From the beginning of a project we had a clear concept in our mind: "everything is a field". That is, everything can vary temporally and spatially. We think that constant is just a special case of field which does not vary in temporal nor spatial direction. Fields can vary in spatial direction, i.e. can be either constant or variable, and in temporal direction, i.e. can be time variant or time invariant. From this pondering we can think that there exists four kind of (discrete) fields:

discrete, constant, time invariant (DCTI)
discrete, variable, time invariant (DVTI)
discrete, constant, time variant (DCTV)
discrete, variable, time variant (DVTV)

Discrete, in this context, means that field is defined in point-wise in $1 \ldots n$ locations, from where it is then interpolated to whole domain using some interpolation polynomials, i.e.

\[u(\xi, t) = \sum_{i} u_i[t] N_{i}(\xi,t),\]

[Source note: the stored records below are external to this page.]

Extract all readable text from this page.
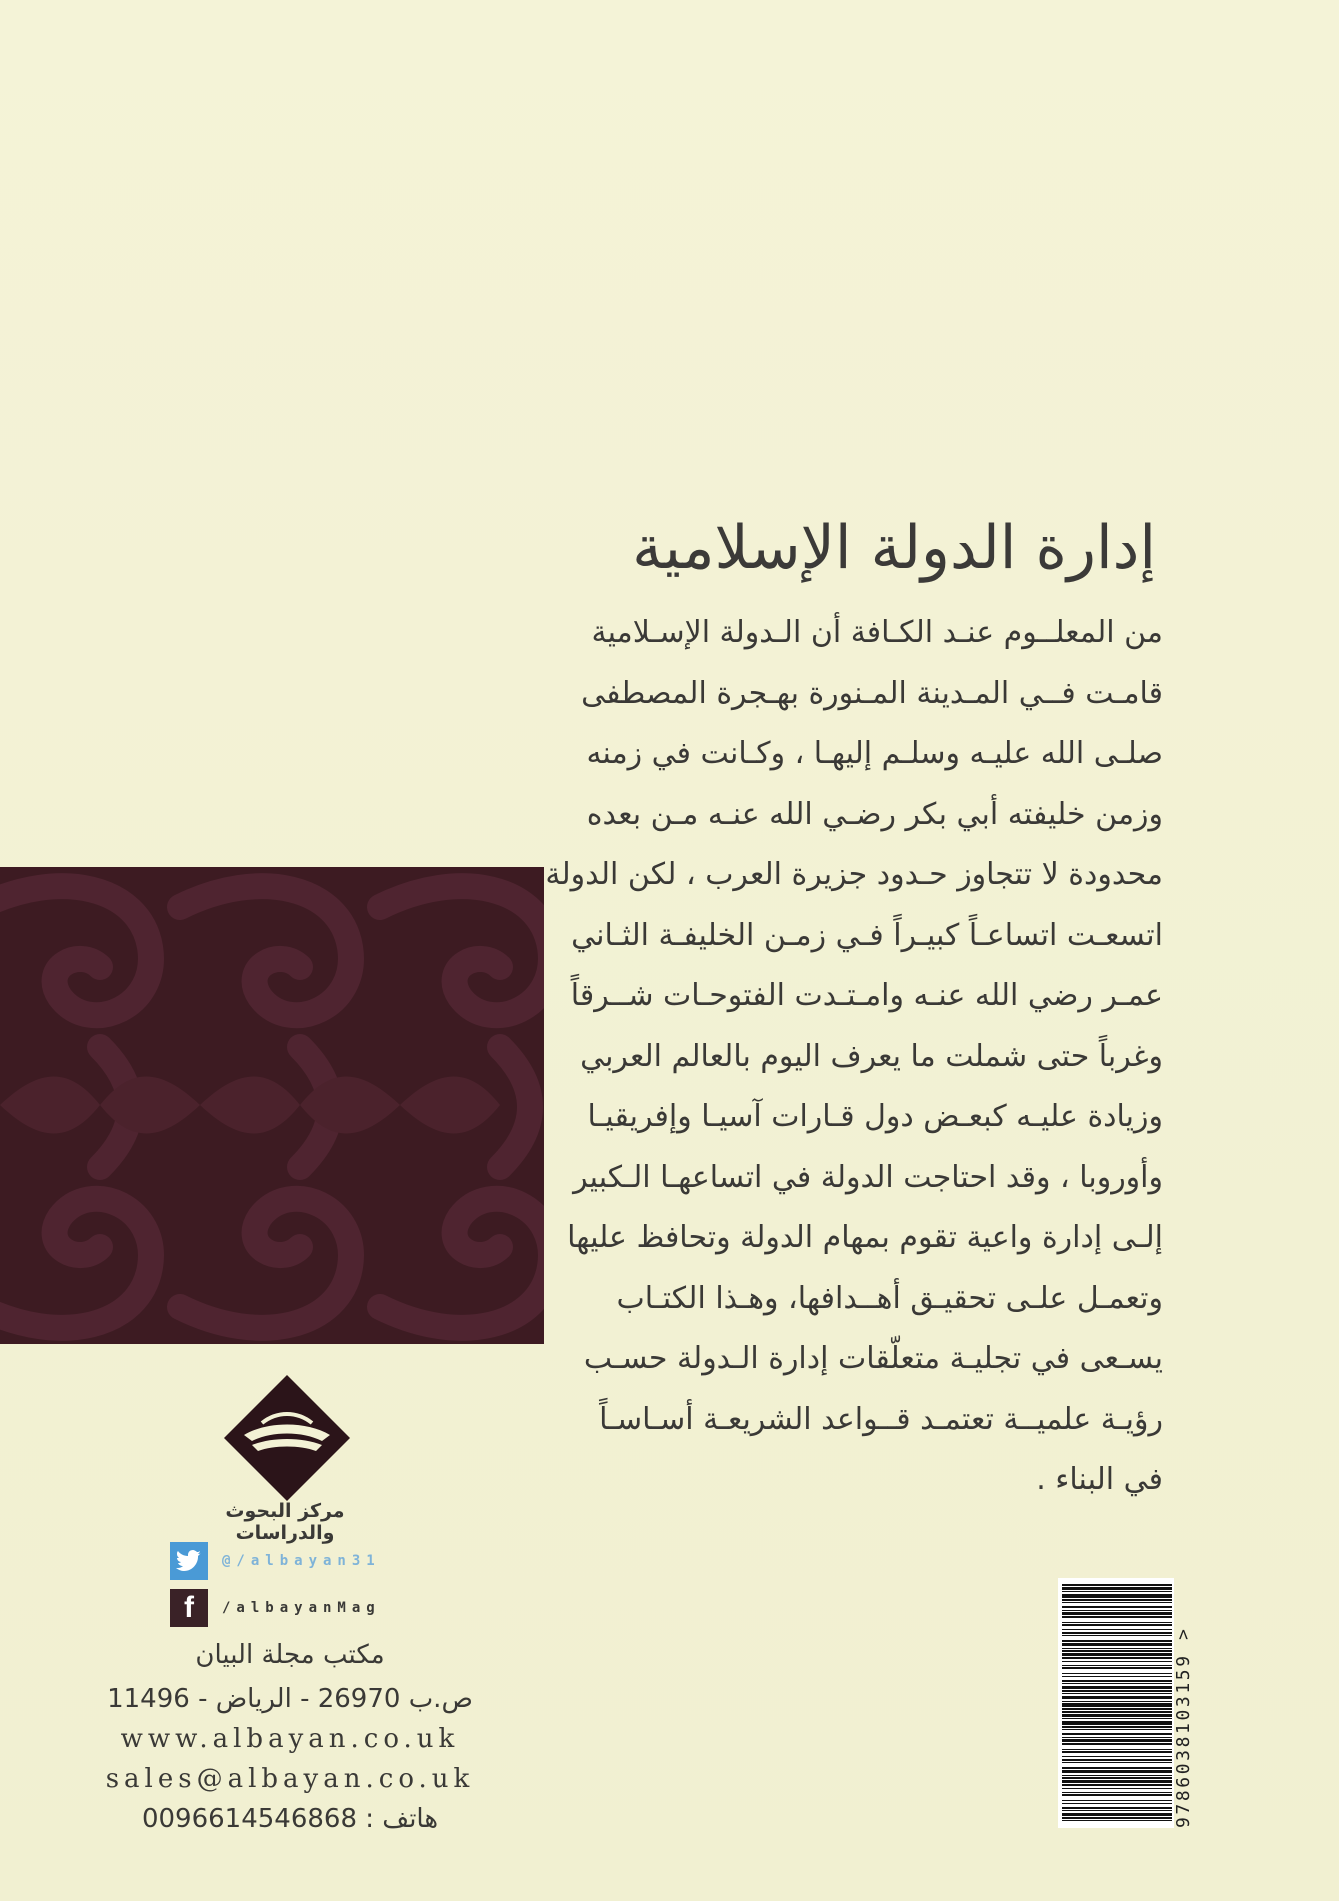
إدارة الدولة الإسلامية
من المعلــوم عنـد الكـافة أن الـدولة الإسـلامية
قامـت فــي المـدينة المـنورة بهـجرة المصطفى
صلـى الله عليـه وسلـم إليهـا ، وكـانت في زمنه
وزمن خليفته أبي بكر رضـي الله عنـه مـن بعده
محدودة لا تتجاوز حـدود جزيرة العرب ، لكن الدولة
اتسعـت اتساعـاً كبيـراً فـي زمـن الخليفـة الثـاني
عمـر رضي الله عنـه وامـتـدت الفتوحـات شــرقاً
وغرباً حتى شملت ما يعرف اليوم بالعالم العربي
وزيادة عليـه كبعـض دول قـارات آسيـا وإفريقيـا
وأوروبا ، وقد احتاجت الدولة في اتساعهـا الـكبير
إلـى إدارة واعية تقوم بمهام الدولة وتحافظ عليها
وتعمـل علـى تحقيـق أهــدافها، وهـذا الكتـاب
يسـعى في تجليـة متعلّقات إدارة الـدولة حسـب
رؤيـة علميــة تعتمـد قــواعد الشريعـة أسـاسـاً
في البناء .
مركز البحوث والدراسات
@/albayan31
f /albayanMag
مكتب مجلة البيان
ص.ب 26970 - الرياض - 11496
www.albayan.co.uk
sales@albayan.co.uk
هاتف : 0096614546868	9786038103159 >
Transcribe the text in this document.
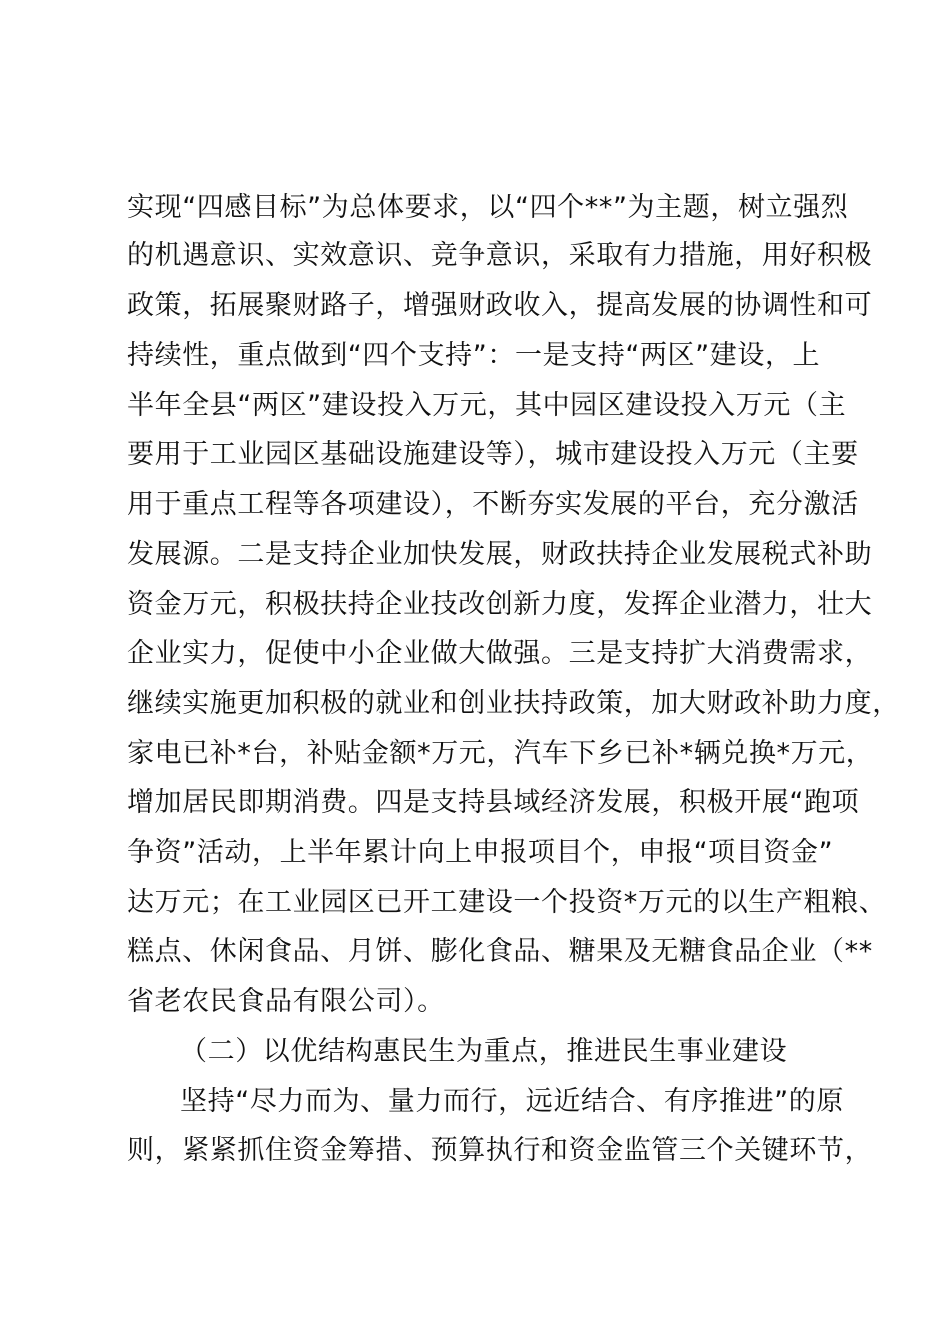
实现“四感目标”为总体要求，以“四个**”为主题，树立强烈
的机遇意识、实效意识、竞争意识，采取有力措施，用好积极
政策，拓展聚财路子，增强财政收入，提高发展的协调性和可
持续性，重点做到“四个支持”：一是支持“两区”建设，上
半年全县“两区”建设投入万元，其中园区建设投入万元（主
要用于工业园区基础设施建设等），城市建设投入万元（主要
用于重点工程等各项建设），不断夯实发展的平台，充分激活
发展源。二是支持企业加快发展，财政扶持企业发展税式补助
资金万元，积极扶持企业技改创新力度，发挥企业潜力，壮大
企业实力，促使中小企业做大做强。三是支持扩大消费需求，
继续实施更加积极的就业和创业扶持政策，加大财政补助力度，
家电已补*台，补贴金额*万元，汽车下乡已补*辆兑换*万元，
增加居民即期消费。四是支持县域经济发展，积极开展“跑项
争资”活动，上半年累计向上申报项目个，申报“项目资金”
达万元；在工业园区已开工建设一个投资*万元的以生产粗粮、
糕点、休闲食品、月饼、膨化食品、糖果及无糖食品企业（**
省老农民食品有限公司）。
（二）以优结构惠民生为重点，推进民生事业建设
坚持“尽力而为、量力而行，远近结合、有序推进”的原
则，紧紧抓住资金筹措、预算执行和资金监管三个关键环节，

math where $N_{i}(\xi, t)$ is the basis function or interpolation polymial corresponding to $i$^{th} discrete value and $u_{i}$ is the discrete value.

Then we have continuous fields, which are defined in whole domain, or at least not point-wise. By following the already used abbreviations, we have four more fields:

continuous, constant, time invariant (CCTI)
continuous, variable, time invariant (CVTI)
continuous, constant, time variant (DCTV)
continuous, variable, time variant (CVTV)

Continuous, again in this context, does not mean that field has to be defined everywhere. It's enough that it's defined in function of spatial and/or temporal coordinates, i.e. we have $u \equiv u(\xi, t)$, without a some spesific basis needed to interpolate from discrete values.

Field itself can be in principle anything. However, usually either scalar, vector or tensor (matrix). Time does not to have be real, it can be for example angle of some rotating machine or even complex value.

From these starting points, we assume that the mentioned field system can describe all imaginable situations.

Creating new fields

For discrete fields that are varying in spatial direction, value for each discrete point is defined using NTuple. The order of points is implicitly assumed to be same than node ordering in ABAQUS. That is, first corner nodes in anti-clockwise direction and after that middle nodes.

For example, (1, 2, 3, 4) is a scalar field having length of 4 and ([1,2],[2,3],[3,4],[4,5]) is a vector field having length of 4.

For fields that are varying in temporal direction, time => value syntax is used. The first item in pair is time (or similar) and second item is value assigned to that time. For example, 0.0 => 1.0 is a time-dependent scalar field having value 1.0 at time 0.0.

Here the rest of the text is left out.